Selective plane illumination microscope dedicated to volumetric imaging in microfluidic chambers

Abstract

In this article, we are presenting an original selective plane illumination fluorescence microscope dedicated to image "Organ-on-chip"-like biostructures in microfluidic chips. In order to be able to morphologically analyze volumetric samples in development at the cellular scale inside microfluidic chambers, the setup presents a compromise between relatively large field of view (∼ 200 µm) and moderate resolution (∼ 5 µm). The microscope is based on a simple design, built around the chip and its microfluidic environment to allow 3D imaging inside the chip. In particular, the sample remains horizontally avoiding to disturb the fluidics phenomena. The experimental setup, its optical characterization and the first volumetric images are reported.

Fig. 1.

Experimental set-up with L: laser, M: Mirror, DL: Diverging Lens, CL: Converging Lens, Cyl.L: Cylindrical Lens, MC: Microfluidic Chip, S: (manual & computed-controlled) micromertric stages, DO: Detection Objective, F: Filter, TL: Tube Lens, C: sCMOS Camera. A) Simplified sketch of the SPIM. B) Picture of the real set-up with in inserts: the yellow rectangle for the view of the laser source placed just behind the breadboard, and the blue rectangles for the view of the afocal system to enlarge the laser beam.

Fig. 2.

Scheme of the reference systems: the xyz system of the microfluidic chip (black basis) and the x’y’z’ system of the illuminated section (green basis).

Fig. 3.

A) z’y’ plane of the selected ROI and corresponding intensity profiles of the PSF along z’- and y’-direction with the fitted Gaussian curve associated for 500nm fluorescent bead embedded in hydrogel. B) z’x’ plane of the selected ROI and corresponding intensity profiles of the PSF along x’-direction.

Fig. 4.

Scheme of the U-cup shaped trap containing the organoid.
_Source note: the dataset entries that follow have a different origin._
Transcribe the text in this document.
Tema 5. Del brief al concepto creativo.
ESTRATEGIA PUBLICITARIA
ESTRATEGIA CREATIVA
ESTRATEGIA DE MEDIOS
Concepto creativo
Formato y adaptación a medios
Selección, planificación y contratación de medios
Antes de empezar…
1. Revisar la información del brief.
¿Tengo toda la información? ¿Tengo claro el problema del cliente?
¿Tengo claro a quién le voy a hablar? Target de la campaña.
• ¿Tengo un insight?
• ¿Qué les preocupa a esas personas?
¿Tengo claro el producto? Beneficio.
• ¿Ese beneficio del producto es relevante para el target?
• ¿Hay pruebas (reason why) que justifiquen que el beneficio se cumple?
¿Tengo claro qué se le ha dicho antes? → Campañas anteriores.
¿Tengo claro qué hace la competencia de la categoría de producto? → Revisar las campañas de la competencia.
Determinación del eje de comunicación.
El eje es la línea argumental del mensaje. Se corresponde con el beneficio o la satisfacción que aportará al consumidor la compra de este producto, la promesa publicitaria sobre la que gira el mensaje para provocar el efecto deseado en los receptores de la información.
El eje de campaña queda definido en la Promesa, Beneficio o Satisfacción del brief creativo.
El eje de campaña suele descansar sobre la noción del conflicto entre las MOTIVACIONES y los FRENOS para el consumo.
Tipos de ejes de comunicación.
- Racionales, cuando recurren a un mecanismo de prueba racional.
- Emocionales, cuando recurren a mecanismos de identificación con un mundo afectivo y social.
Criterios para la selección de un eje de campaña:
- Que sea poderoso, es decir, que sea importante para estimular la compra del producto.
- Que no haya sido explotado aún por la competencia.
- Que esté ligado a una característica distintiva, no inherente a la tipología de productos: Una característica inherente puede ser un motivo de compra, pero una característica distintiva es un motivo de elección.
Hydrogel is distributed on the edges of the microfluidic channels and in the trap, and the channels are filled with growth media to promote the development of the vascular network. The orientation axis defined in Fig. 2 are reported.

Fig. 5.

A) Inverted fluorescence microscope image that provides a 2D image of the projection of all fluorescent cells present on the chip forming a global vascular network after 8 days culture. B) 3D rendering of the same vascular network obtained from 170 planes images with the light sheet (z is the direction of the stage displacement). The orientation axis defined in Fig. 2 are reported. The images correspond to the Top / Bottom view of Fig. 4.

Fig. 6.

3D rendering of the same area of the same vascular network over time. A) After 1 day of culture (100 planes images). B) After 4 days of culture (crop, 247 planes images). C) After 6 days (152 planes images). D) After 8 days (170 planes images).